Hängepartie hat ein Ende
Alle waren erschüttert, aber es brach sich auch Erleichterung Bahn, dass die jahrelange Hängepartie um das Karstadt-Schicksal nun endlich ein Ende hat: „Das war ja nicht mehr auszuhalten: Ständig neue schlechte Nachrichten und immer mussten es die Mitarbeiter ausbaden. Jetzt wissen wir wenigstens, woran wir sind.“
Viele Kunden wussten es am Montag noch nicht, als sie plötzlich vor verschlossenen Türen standen. Gewissheit bekamen sie von den Medienvertretern vor Ort, die sie nach ihren Reaktionen zur Schließung fragten. „Karstadt muss in Dortmund bestehenbleiben, die müssen kämpfen“, sagte Gordana Eierich. Sie war aufgebracht. „Das ist der einzige Laden, in dem man vernünftig einkaufen kann.“ Ansonsten gebe es nur Schrott in Dortmund, sagt sie.

„Das ist der einzige Allround-Anbieter, den es in Dortmund noch gibt. Da wird Dortmund an Zugkraft verlieren.

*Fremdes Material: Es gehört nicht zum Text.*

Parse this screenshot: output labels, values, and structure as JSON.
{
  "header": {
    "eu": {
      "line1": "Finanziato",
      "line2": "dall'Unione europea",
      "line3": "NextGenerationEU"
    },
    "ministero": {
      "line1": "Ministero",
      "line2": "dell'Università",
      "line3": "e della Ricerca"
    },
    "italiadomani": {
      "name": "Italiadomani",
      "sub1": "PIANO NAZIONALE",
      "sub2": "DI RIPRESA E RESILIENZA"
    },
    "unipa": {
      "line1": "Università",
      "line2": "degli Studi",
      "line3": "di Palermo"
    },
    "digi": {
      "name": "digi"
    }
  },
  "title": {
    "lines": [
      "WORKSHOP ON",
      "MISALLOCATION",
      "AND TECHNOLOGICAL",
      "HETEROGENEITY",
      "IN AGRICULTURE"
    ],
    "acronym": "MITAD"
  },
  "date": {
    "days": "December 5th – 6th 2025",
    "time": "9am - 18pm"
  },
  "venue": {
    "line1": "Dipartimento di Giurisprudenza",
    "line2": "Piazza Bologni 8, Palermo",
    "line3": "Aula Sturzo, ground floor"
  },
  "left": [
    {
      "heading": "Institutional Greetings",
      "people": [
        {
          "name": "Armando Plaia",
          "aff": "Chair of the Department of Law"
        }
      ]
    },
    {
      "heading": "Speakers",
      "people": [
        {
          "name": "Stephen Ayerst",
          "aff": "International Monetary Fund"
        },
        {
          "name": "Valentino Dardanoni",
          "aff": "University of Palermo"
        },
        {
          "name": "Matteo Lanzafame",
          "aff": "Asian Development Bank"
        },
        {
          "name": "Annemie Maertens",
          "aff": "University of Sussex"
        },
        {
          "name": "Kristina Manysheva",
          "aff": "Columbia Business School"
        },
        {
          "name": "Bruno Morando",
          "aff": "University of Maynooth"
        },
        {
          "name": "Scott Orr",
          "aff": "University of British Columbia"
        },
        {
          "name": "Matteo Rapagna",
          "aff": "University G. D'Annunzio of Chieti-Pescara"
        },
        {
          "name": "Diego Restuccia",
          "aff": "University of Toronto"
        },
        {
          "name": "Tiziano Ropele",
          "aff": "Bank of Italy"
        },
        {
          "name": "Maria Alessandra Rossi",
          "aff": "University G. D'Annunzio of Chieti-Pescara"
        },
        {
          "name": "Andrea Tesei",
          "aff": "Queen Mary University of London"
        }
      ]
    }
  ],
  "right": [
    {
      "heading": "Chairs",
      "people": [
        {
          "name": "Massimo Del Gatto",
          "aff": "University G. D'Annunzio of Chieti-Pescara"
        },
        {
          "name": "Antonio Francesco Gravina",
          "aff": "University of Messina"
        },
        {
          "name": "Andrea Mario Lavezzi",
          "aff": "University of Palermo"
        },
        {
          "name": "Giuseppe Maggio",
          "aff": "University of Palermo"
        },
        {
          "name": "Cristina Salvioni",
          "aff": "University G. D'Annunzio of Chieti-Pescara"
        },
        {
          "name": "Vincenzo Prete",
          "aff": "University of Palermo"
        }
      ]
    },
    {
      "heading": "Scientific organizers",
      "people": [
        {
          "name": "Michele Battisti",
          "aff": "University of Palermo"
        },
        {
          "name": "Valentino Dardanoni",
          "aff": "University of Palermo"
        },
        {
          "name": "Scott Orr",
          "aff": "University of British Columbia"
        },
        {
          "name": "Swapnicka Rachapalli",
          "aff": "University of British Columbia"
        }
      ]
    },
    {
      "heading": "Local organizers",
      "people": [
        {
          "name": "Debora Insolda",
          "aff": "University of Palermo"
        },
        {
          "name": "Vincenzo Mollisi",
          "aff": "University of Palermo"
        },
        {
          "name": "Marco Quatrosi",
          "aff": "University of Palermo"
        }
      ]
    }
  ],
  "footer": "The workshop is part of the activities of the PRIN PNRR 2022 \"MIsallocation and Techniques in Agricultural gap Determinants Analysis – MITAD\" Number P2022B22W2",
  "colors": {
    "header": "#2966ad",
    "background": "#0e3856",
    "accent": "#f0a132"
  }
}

Das ist schade, vor allem in dieser exponierten Lage“, sagte Beate Lammerding-Schubert (62). Einmal in der Woche kaufe sie bei Karstadt für den Alltag ein. Über die Dortmunder Innenstadt sagte sie: „Es ist nicht besonders attraktiv und nicht unbedingt einen Ausflug wert.“

Kaffee und Strümpfe
Die meisten, die am Montag vor verschlossenen Türen standen, sagten, dass sie die Schließung traurig finden. Manche gaben aber auch zu, dass sie immer mehr online kaufen. Ein Mann sagte: Er sei regelmäßig bei Karstadt, zuletzt habe er aber kaum noch etwas gefunden.
Aber Karstadt, das ist für viele eben nicht nur Einkaufen. Das ist auch ein Gefühl. Einer sagt: „Wenn man zu Karstadt geht, ist das, als würde man zum BVB gehen – eine Familie.“ Die 90-jährige Anni Brandt besucht hier auch regelmäßig die Cafeteria – und die Strumpfabteilung: „Ich konnte nirgendwo so gut Strümpfe kaufen wie hier bei Karstadt!“ Dass die Filiale schließen soll, bedauere sie sehr.